Technique de postproduction logicielle ralentissant les images standard par interpolation de photogrammes assistée par IA, atteignant jusqu'à 95% de précision en générant les photogrammes intermédiaires manquants.
Détails techniques
Les logiciels modernes interpolent les images intermédiaires manquantes par analyse de flux optique (Optical Flow) et créent des images artificielles avec une précision allant jusqu'à 95 % pour des réductions de vitesse de 50 %. Des algorithmes standard tels que RIFE ou DAIN analysent les mouvements de pixels entre deux images consécutives et calculent mathématiquement la position probable de chaque point d'image à un instant intermédiaire.
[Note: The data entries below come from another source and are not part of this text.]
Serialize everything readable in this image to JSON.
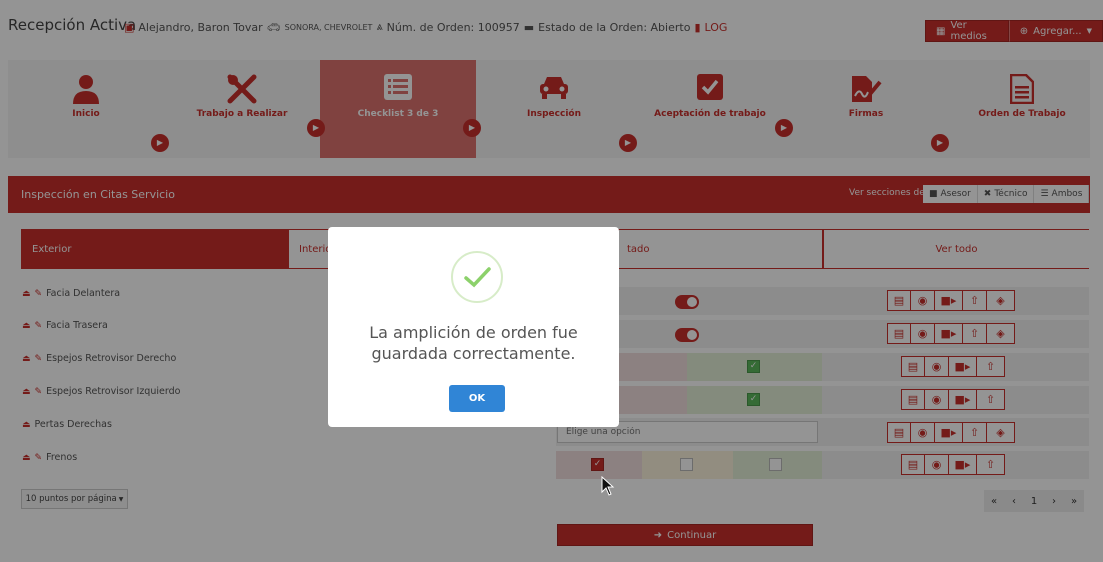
{
  "header": {
    "title": "Recepción Activa",
    "customer": "Alejandro, Baron Tovar",
    "vehicle": "SONORA, CHEVROLET",
    "order_label": "Núm. de Orden: 100957",
    "status_label": "Estado de la Orden: Abierto",
    "log_label": "LOG",
    "buttons": {
      "media": "Ver medios",
      "add": "Agregar..."
    }
  },
  "steps": [
    {
      "label": "Inicio",
      "icon": "user-icon"
    },
    {
      "label": "Trabajo a Realizar",
      "icon": "tools-icon"
    },
    {
      "label": "Checklist 3 de 3",
      "icon": "list-icon",
      "active": true
    },
    {
      "label": "Inspección",
      "icon": "car-icon"
    },
    {
      "label": "Aceptación de trabajo",
      "icon": "check-square-icon"
    },
    {
      "label": "Firmas",
      "icon": "signature-icon"
    },
    {
      "label": "Orden de Trabajo",
      "icon": "document-icon"
    }
  ],
  "panel": {
    "title": "Inspección en Citas Servicio",
    "view_label": "Ver secciones de:",
    "view_buttons": {
      "advisor": "Asesor",
      "technician": "Técnico",
      "both": "Ambos"
    }
  },
  "tabs": {
    "exterior": "Exterior",
    "interior": "Interior",
    "state": "tado",
    "all": "Ver todo"
  },
  "rows": [
    {
      "label": "Facia Delantera"
    },
    {
      "label": "Facia Trasera"
    },
    {
      "label": "Espejos Retrovisor Derecho"
    },
    {
      "label": "Espejos Retrovisor Izquierdo"
    },
    {
      "label": "Pertas Derechas"
    },
    {
      "label": "Frenos"
    }
  ],
  "select_placeholder": "Elige una opción",
  "per_page": "10 puntos por página",
  "pagination": {
    "first": "«",
    "prev": "‹",
    "current": "1",
    "next": "›",
    "last": "»"
  },
  "continue_label": "Continuar",
  "modal": {
    "message": "La amplición de orden fue guardada correctamente.",
    "ok": "OK"
  },
  "colors": {
    "accent": "#c9302c",
    "active_step": "#dc726e",
    "ok_button": "#3085d6",
    "success": "#8cd16b"
  }
}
Les logiciels professionnels comme Twixtor ou ReelSmart Motion Blur travaillent avec des cartes vectorielles et obtiennent des résultats utilisables jusqu'à un ralentissement par un facteur de 8. Pour des modèles de mouvement complexes, des occultations ou des objets transparents, des artefacts caractéristiques tels que des "effets de morphing" ou des contours doubles apparaissent.
Histoire et développement
Le premier logiciel commercial d'extension de temps "Twixtor" est apparu en 2002 de RE:Vision Effects et a révolutionné la post-production grâce à une interpolation de haute qualité à des fréquences d'images standard. Auparavant, les réalisateurs devaient recourir à des méthodes mécaniques ou électroniques pendant le tournage. En 2016, Adobe a implémenté pour la première fois des algorithmes basés sur l'IA dans After Effects, suivi en 2020 par DaVinci Resolve avec "Speed Warp". Les réseaux neuronaux actuels tels que les systèmes basés sur ESRGAN atteignent depuis 2022 des résultats quasi photoréalistes pour des ralentissements jusqu'à un facteur de 4.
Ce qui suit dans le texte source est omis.